Reputation: 705
I am looking for the most efficient way of iterating through attributes within an object and checking to see if it has a custom decorator. The challenge is that my object has other objects within it that may have this custom decorator and the SUB-Objects may have objects as well with decorators.
For now the code down below is only reaching into the first layer of sub objects is there a particular way in which I can go within the loop N times efficiently?
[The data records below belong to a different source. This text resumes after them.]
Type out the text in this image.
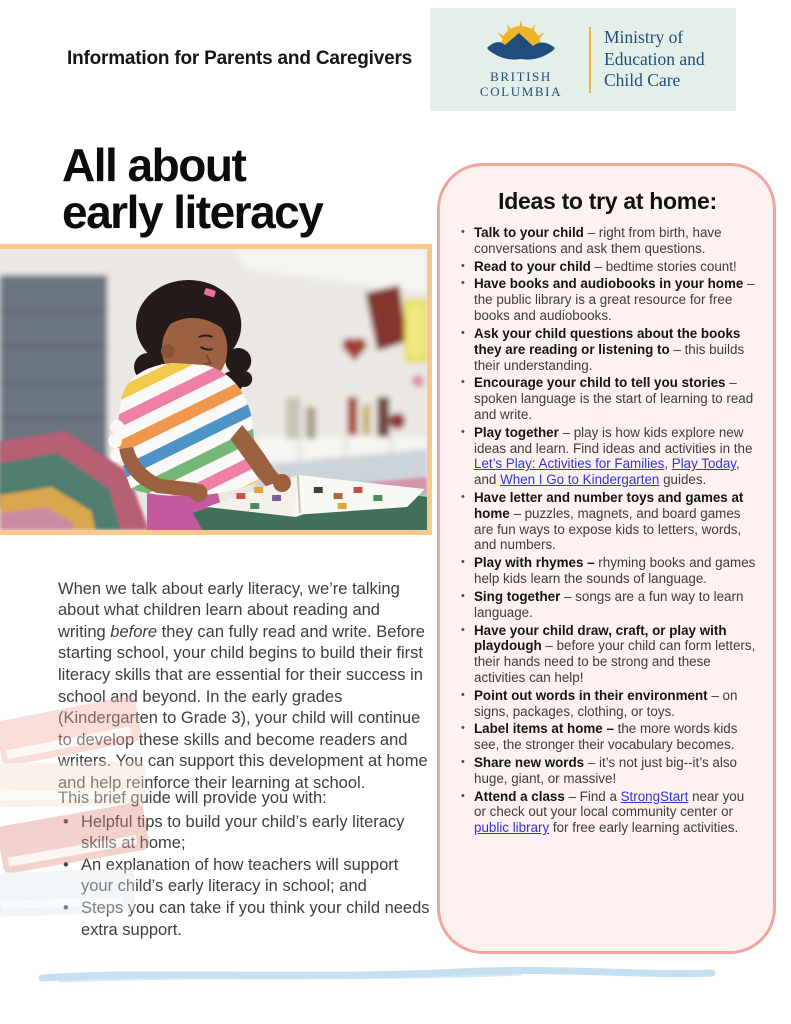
Information for Parents and Caregivers
BRITISH
COLUMBIA
Ministry of
Education and
Child Care
All about
early literacy

When we talk about early literacy, we’re talking about what children learn about reading and writing before they can fully read and write. Before starting school, your child begins to build their first literacy skills that are essential for their success in school and beyond. In the early grades (Kindergarten to Grade 3), your child will continue to develop these skills and become readers and writers. You can support this development at home and help reinforce their learning at school.

This brief guide will provide you with:
• Helpful tips to build your child’s early literacy skills at home;
• An explanation of how teachers will support your child’s early literacy in school; and
• Steps you can take if you think your child needs extra support.
Ideas to try at home:
• Talk to your child – right from birth, have conversations and ask them questions.
• Read to your child – bedtime stories count!
• Have books and audiobooks in your home – the public library is a great resource for free books and audiobooks.
• Ask your child questions about the books they are reading or listening to – this builds their understanding.
• Encourage your child to tell you stories – spoken language is the start of learning to read and write.
• Play together – play is how kids explore new ideas and learn. Find ideas and activities in the Let’s Play: Activities for Families, Play Today, and When I Go to Kindergarten guides.
• Have letter and number toys and games at home – puzzles, magnets, and board games are fun ways to expose kids to letters, words, and numbers.
• Play with rhymes – rhyming books and games help kids learn the sounds of language.
• Sing together – songs are a fun way to learn language.
• Have your child draw, craft, or play with playdough – before your child can form letters, their hands need to be strong and these activities can help!
• Point out words in their environment – on signs, packages, clothing, or toys.
• Label items at home – the more words kids see, the stronger their vocabulary becomes.
• Share new words – it’s not just big--it’s also huge, giant, or massive!
• Attend a class – Find a StrongStart near you or check out your local community center or public library for free early learning activities.
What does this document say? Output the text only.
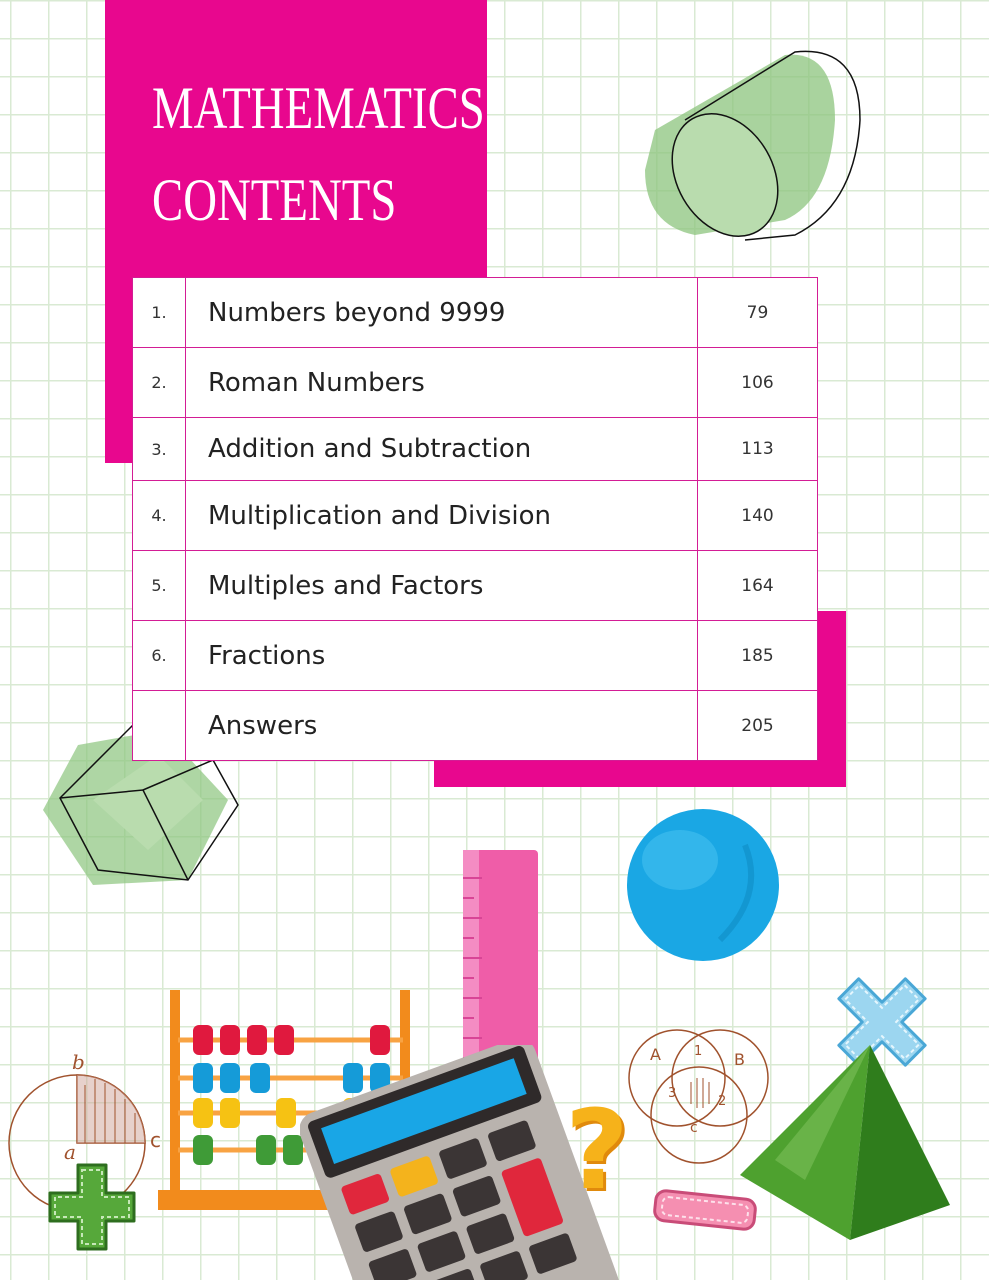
MATHEMATICS
CONTENTS
1.	Numbers beyond 9999	79
2.	Roman Numbers	106
3.	Addition and Subtraction	113
4.	Multiplication and Division	140
5.	Multiples and Factors	164
6.	Fractions	185
	Answers	205
b
a	c
A	B
c
1
2
3
?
List<PropertyInfo> allProperties = type.GetProperties().ToList();
Dictionary<string, List<string>> groupIndexes = new Dictionary<string, List<string>>();
foreach (var property in type.GetProperties())
{
var nestedProperties = property.PropertyType.GetProperties();
foreach (var nestedProperty in nestedProperties)
{
var singleNestedPropertyIndex = nestedProperty.GetCustomAttribute<SingleIndexAttribute>();
var groupNestedIndex = nestedProperty.GetCustomAttribute<GroupIndexAttribute>();
var ttlIndex = property.GetCustomAttribute<TTLIndexAttribute>();
if (singleNestedPropertyIndex != null || groupNestedIndex != null || ttlIndex != null)
{
allProperties.Add(nestedProperty);
}
}
}
Upvotes: 2
Views: 205
Reputation: 13146
You can perform it by creating recursive method;
public static void FindSpecialProperties(PropertyInfo property, List<PropertyInfo> allProperties, HashSet<PropertyInfo> recursivedProperties)
{
if (recursivedProperties.Contains(property))//Eliminate already recursived property
{
return;
}
recursivedProperties.Add(property);
var properties = property.PropertyType.GetProperties();
if (properties.Length == 0)
{
return;
}
foreach (var propertyInfo in properties)
{
var singleNestedPropertyIndex = propertyInfo.GetCustomAttribute<SingleIndexAttribute>();
var groupNestedIndex = propertyInfo.GetCustomAttribute<GroupIndexAttribute>();
var ttlIndex = property.GetCustomAttribute<TTLIndexAttribute>();
if (singleNestedPropertyIndex != null || groupNestedIndex != null || ttlIndex != null)
{
allProperties.Add(propertyInfo);
}
allProperties.Add(propertyInfo);
FindSpecialProperties(propertyInfo, allProperties, recursivedProperties);
}
}
Usage
var recursivedProperties = new HashSet<PropertyInfo>();
var allProperties = type.GetProperties().ToList();
foreach (var property in type.GetProperties())
{
FindSpecialProperties(property, allProperties, recursivedProperties);
}
Upvotes: 0
Reputation: 51
You could do it non-recursively by keeping a stack of properties yet-to-visit and a hash set of properties already visited. Then, you can do a while loop on the properties yet-to-visit until you've hit them all.
For example (note: code isn't tested):
HashSet<PropertyInfo> visitedProperties = new HashSet<PropertyInfo>();
Stack<PropertyInfo> remainingProperties = new Stack<PropertyInfo>(type.GetProperties());
List<PropertyInfo> foundProperties = new List<PropertyInfo>();
while (remainingProperties.Count > 0)
{
var currentProperty = remainingProperties.Pop();
// Process this property if we haven't visited it yet
// Add returns true if the element is not yet in the set
if (visitedProperties.Add(currentProperty))
{
// Add sub-properties to the remaining property list if we haven't visited them
var nestedProperties = currentProperty.PropertyType.GetProperties();
foreach (var nestedProperty in nestedProperties)
{
if (!visitedProperties.Contains(nestedProperty))
{
remainingProperties.Push(nestedProperty);
}
}
// Check the current property for attributes
var singleNestedPropertyIndex = nestedProperty.GetCustomAttribute<SingleIndexAttribute>();
var groupNestedIndex = nestedProperty.GetCustomAttribute<GroupIndexAttribute>();
var ttlIndex = property.GetCustomAttribute<TTLIndexAttribute>();
if (singleNestedPropertyIndex != null || groupNestedIndex != null || ttlIndex != null)
{
foundProperties.Add(nestedProperty);
}
}
}
This will perform in O(N) time, where N is the total number of properties and nested sub-properties in the entire tree.